Carpe Diem – Seize the Day!

Dead Poets Society, a film probably familiar to many students, teachers and parents, captures the stories happening in a private school where “successful” parents send their sons to the school to be he successor of their wealth and popularity and a series of changes happening because of the arrival of a new poetry teacher who uses unorthodox method to teach and tell the boys to break the rules.

I’ve watched this film two times before, once in the middle school and once in the high school. While I’ve watched it before, every time I saw it, I developed new understandings and thoughts depending on the situation where I was in and the emotion I had. I remembered at the beginning I really couldn’t get the charm of poetry and thought it might be a little too dramatic for the boys and the teachers to behave. Why there’s a boy so shy that he could barley say a world? Why the teacher is so different and what’s wrong with the other serious ones? Why Neil cannot just talk to his father what he thinks?
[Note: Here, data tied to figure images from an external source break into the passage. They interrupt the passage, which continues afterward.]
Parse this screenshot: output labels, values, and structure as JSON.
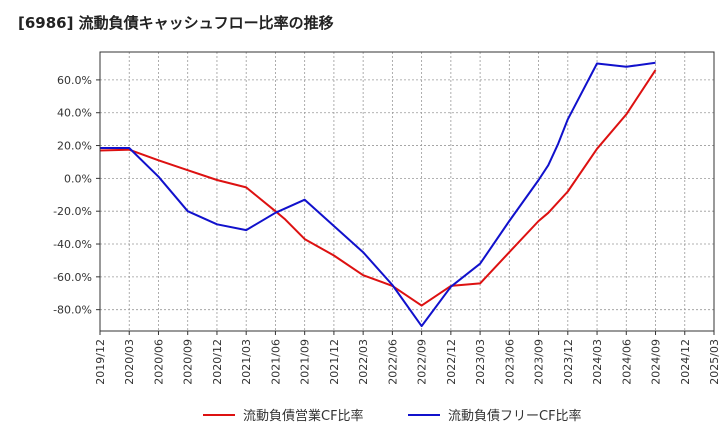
{
  "chart_data": {
    "type": "line",
    "title": "[6986]  流動負債キャッシュフロー比率の推移",
    "xlabel": "",
    "ylabel": "",
    "x_ticks": [
      "2019/12",
      "2020/03",
      "2020/06",
      "2020/09",
      "2020/12",
      "2021/03",
      "2021/06",
      "2021/09",
      "2021/12",
      "2022/03",
      "2022/06",
      "2022/09",
      "2022/12",
      "2023/03",
      "2023/06",
      "2023/09",
      "2023/12",
      "2024/03",
      "2024/06",
      "2024/09",
      "2024/12",
      "2025/03"
    ],
    "y_ticks": [
      60,
      40,
      20,
      0,
      -20,
      -40,
      -60,
      -80
    ],
    "y_tick_format": "%",
    "ylim": [
      -93,
      77
    ],
    "grid": true,
    "legend_position": "bottom",
    "series": [
      {
        "name": "流動負債営業CF比率",
        "color": "#dd1111",
        "x": [
          "2019/12",
          "2020/03",
          "2020/06",
          "2020/09",
          "2020/12",
          "2021/03",
          "2021/06",
          "2021/07",
          "2021/09",
          "2021/12",
          "2022/03",
          "2022/06",
          "2022/09",
          "2022/12",
          "2023/03",
          "2023/06",
          "2023/09",
          "2023/10",
          "2023/12",
          "2024/03",
          "2024/06",
          "2024/09"
        ],
        "values": [
          17.0,
          17.5,
          11.0,
          5.0,
          -1.0,
          -5.5,
          -20.0,
          -25.0,
          -37.0,
          -47.0,
          -59.0,
          -65.5,
          -77.5,
          -65.5,
          -64.0,
          -45.0,
          -26.0,
          -21.0,
          -8.0,
          18.0,
          39.0,
          66.0
        ]
      },
      {
        "name": "流動負債フリーCF比率",
        "color": "#1111cc",
        "x": [
          "2019/12",
          "2020/03",
          "2020/06",
          "2020/08",
          "2020/09",
          "2020/12",
          "2021/03",
          "2021/06",
          "2021/09",
          "2021/12",
          "2022/03",
          "2022/06",
          "2022/09",
          "2022/12",
          "2023/03",
          "2023/06",
          "2023/09",
          "2023/10",
          "2023/11",
          "2023/12",
          "2024/03",
          "2024/06",
          "2024/09"
        ],
        "values": [
          18.5,
          18.5,
          1.0,
          -13.0,
          -20.0,
          -28.0,
          -31.5,
          -21.0,
          -13.0,
          -29.0,
          -45.0,
          -65.0,
          -90.0,
          -66.0,
          -52.0,
          -26.0,
          -1.0,
          8.0,
          21.0,
          36.0,
          70.0,
          68.0,
          70.5
        ]
      }
    ]
  }
}
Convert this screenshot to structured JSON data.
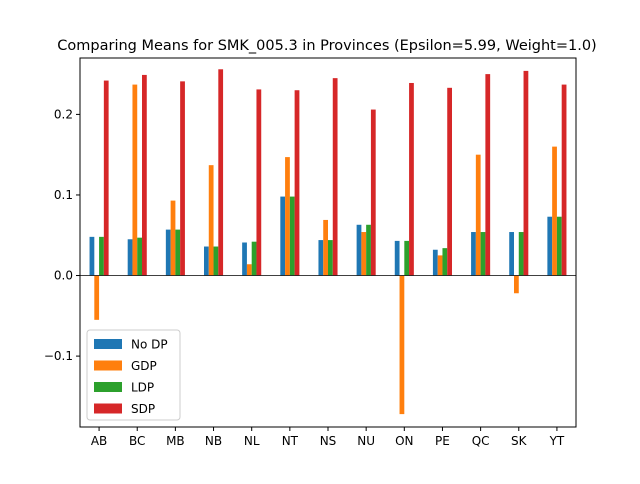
{
  "chart_data": {
    "type": "bar",
    "title": "Comparing Means for SMK_005.3 in Provinces (Epsilon=5.99, Weight=1.0)",
    "xlabel": "",
    "ylabel": "",
    "categories": [
      "AB",
      "BC",
      "MB",
      "NB",
      "NL",
      "NT",
      "NS",
      "NU",
      "ON",
      "PE",
      "QC",
      "SK",
      "YT"
    ],
    "ylim": [
      -0.188,
      0.27
    ],
    "yticks": [
      -0.1,
      0.0,
      0.1,
      0.2
    ],
    "ytick_labels": [
      "−0.1",
      "0.0",
      "0.1",
      "0.2"
    ],
    "grid": false,
    "legend_position": "lower-left",
    "series": [
      {
        "name": "No DP",
        "color": "#1f77b4",
        "values": [
          0.048,
          0.045,
          0.057,
          0.036,
          0.041,
          0.098,
          0.044,
          0.063,
          0.043,
          0.032,
          0.054,
          0.054,
          0.073
        ]
      },
      {
        "name": "GDP",
        "color": "#ff7f0e",
        "values": [
          -0.055,
          0.237,
          0.093,
          0.137,
          0.014,
          0.147,
          0.069,
          0.054,
          -0.172,
          0.025,
          0.15,
          -0.022,
          0.16
        ]
      },
      {
        "name": "LDP",
        "color": "#2ca02c",
        "values": [
          0.048,
          0.047,
          0.057,
          0.036,
          0.042,
          0.098,
          0.044,
          0.063,
          0.043,
          0.034,
          0.054,
          0.054,
          0.073
        ]
      },
      {
        "name": "SDP",
        "color": "#d62728",
        "values": [
          0.242,
          0.249,
          0.241,
          0.256,
          0.231,
          0.23,
          0.245,
          0.206,
          0.239,
          0.233,
          0.25,
          0.254,
          0.237
        ]
      }
    ]
  }
}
A couple of questions on whether it is possible for these plots to be true prevents me from focusing on the beauty or attraction of this film.

However, when I watched it last Friday, some of these questions are not unanswerable to me.  I think it’s probably because college is a more diverse institution where we can meet more people or because we’re going to face the trade-off choosing what you like or choosing what can make you successful or because we have a lot of courses to choose from which means we can meet hundreds of professors.

It’s great to see the changes in myself when I’m experiencing through different periods of my life and seeing myself to be more mature and more tolerate of the difference and also braver to break the rules.